I'd throw bounty cash at this if it also included mysql, I get that postgres is more popular right now.
IRT Backups, why not a giant JSON dump? JSON would be SQL agnostic.
@trollboy you mean like the Export task?
@MrX292 yeah. Exporting/backing up to JSON would be RDMS agnostic.
After investigating the main hindrance seems to be the custom functions registered to sqlite. https://github.com/stashapp/stash/blob/7086109d7879b64529578e3e16dcafbb8b57e842/pkg/sqlite/driver.go#L27-L39 To do this in postgres you would need to register a binary to the service with said functions, which could be possible but would require some careful considerations about how to do it.
It might also require some deep dives into specific sqlite and postgres macros like current date etc.
EDIT2: So after some investigation we need:
- Alternative mitigations (AUTOINCREMENT/integer, datetime => timestamp, etc. needs replacing)
- Create a Postgresql binary that registers the missing commands (not too hard, but i dont know that the project wants to maintain that).
- Specify database type and connection string in stash config.
EDIT3: So i added a bunch of switches for db type, i think the strategy currently is to create premigrations for creating tables such that i can select what type of index it is pr db type ("integer not null primary key autoincrement", vs "serial not null primary key")
Couldn't this be handled by using an abstraction layer?
Doesn't fail spectacularly if the data is on a NFS/SMB drive like SQLite
Just happened to me on my Unraid server. Wishing I'd stored in the dbms I'm already running on the same server :(
I would also throw a small bounty, like maybe 100+ usd, for support for using either MySQL or Postgres as the backend.
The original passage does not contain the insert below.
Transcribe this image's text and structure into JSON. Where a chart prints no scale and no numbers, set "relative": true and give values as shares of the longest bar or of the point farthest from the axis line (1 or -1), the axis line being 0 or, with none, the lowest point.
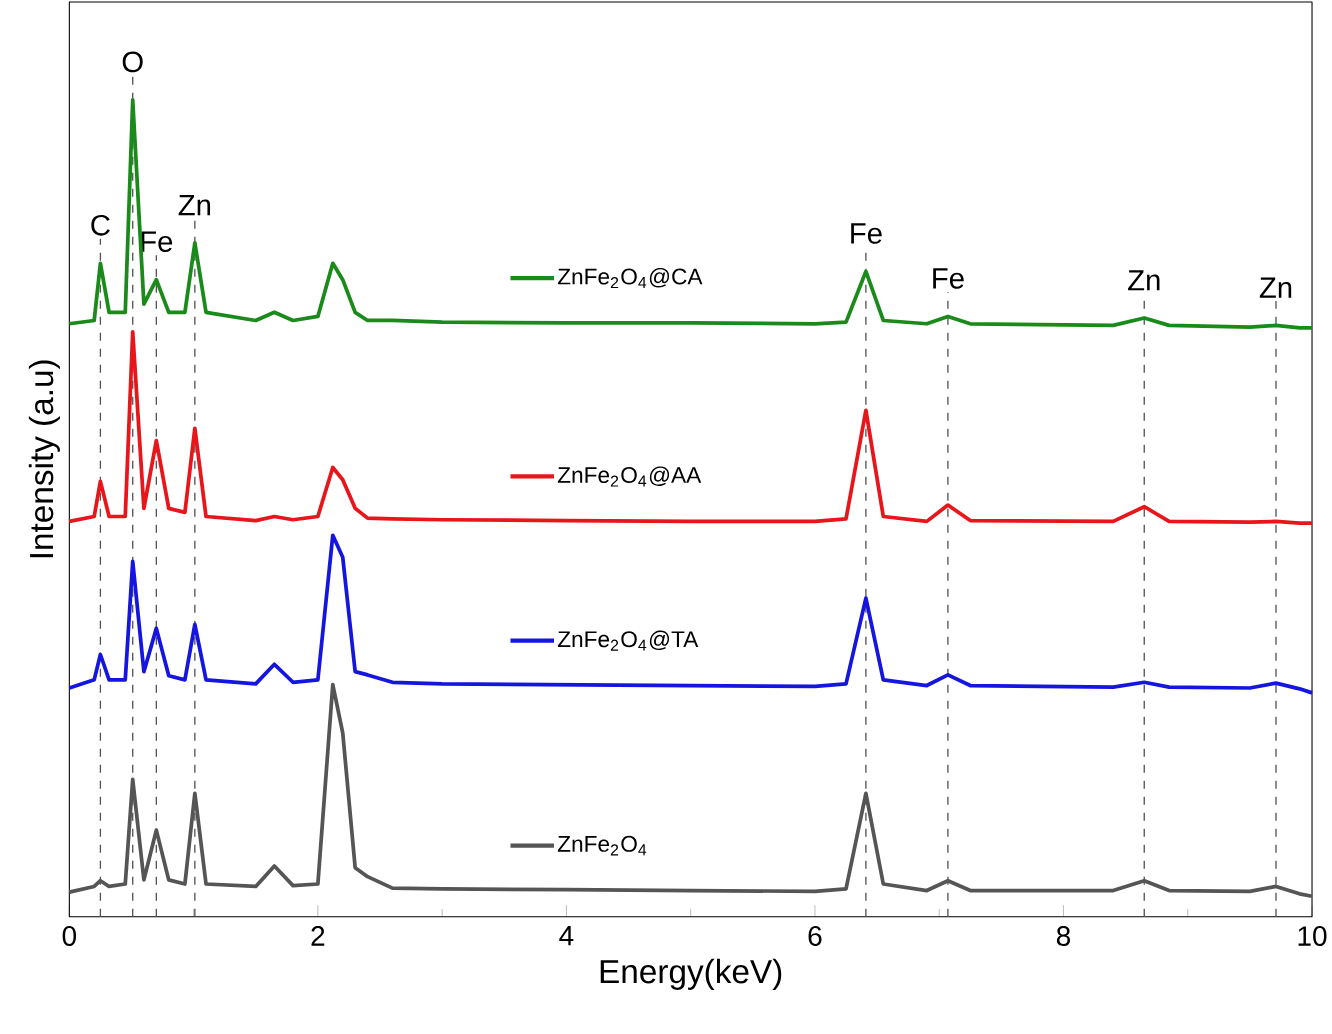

I wouldn't need those settings exposed in the settings UI, hand-editing config.yml is fine, or automating the setup of the binary service mentioned above, basic instructions (community-sourced maybe?) for how that might be done and user has to set it up themselves.
I know it would require abstracting parts of the system that currently aren't abstracted like the regex, phash_distance, etc functions mentioned above, so it wouldn't be trivial... but the performance gains for very large databases would be awesome..
I've never done bounties before so I'm not sure how that works, but I give small amounts to all kinds of things.. $60/mo patreon budget, monthly donations to Wikipedia, Internet Archive...
I have create some preliminary work on a branch here: https://github.com/NodudeWasTaken/stash/tree/postgres-support Its NOT FUNCTIONAL DONT USE IT.
- There are many bugs, mostly around the fact that postgres doesn't support unnamed parameters like ?, but needs $1, $2 etc. (alot of rewriting of SQL is needed). goqu fixes this automatically, but there is alot of manually written SQL that needs to be changed.
- I removed lastinsertid since postgres doesnt support it, so we use "RETURNING id" instead.
- Im gonna need some abstractions, especially around the database commands like backup etc.
- There is some bug around covers which i haven't grasped yet. (FIXED) After investigating it seems to stem from some change i did that no longer automatically converts empty string to null, and it relies on null.
- In Sqlite int is a variable length of upto 8 bytes, but in postgres its fixed 4 bytes, so some things need to be bigint (or numeric maybe).
- I used bytea instead of blob (because blob doesnt exist in postgres), but some fingerprints look like bigint's and gives an sql error, that needs to be fixed.
- I removed the selection of distinct id's, as any "values" you mess with (order by etc.) need to be selected in postgres.
- The missing custom functions are still missing.
- I was lazy with the migrations, so we have one big one and it bugs out on first boot saying "found 2 migrations, expected 68" or something.
- There is some weird bug with transactions which i hotfixed by disabling exclusive transactions for postgres.
- We have some functionality around writeable db connections and "disableForeignKeys" which i dont yet know how to do in postgres.
There are probably more bugs which i haven't found. Any help would be appreciated 😊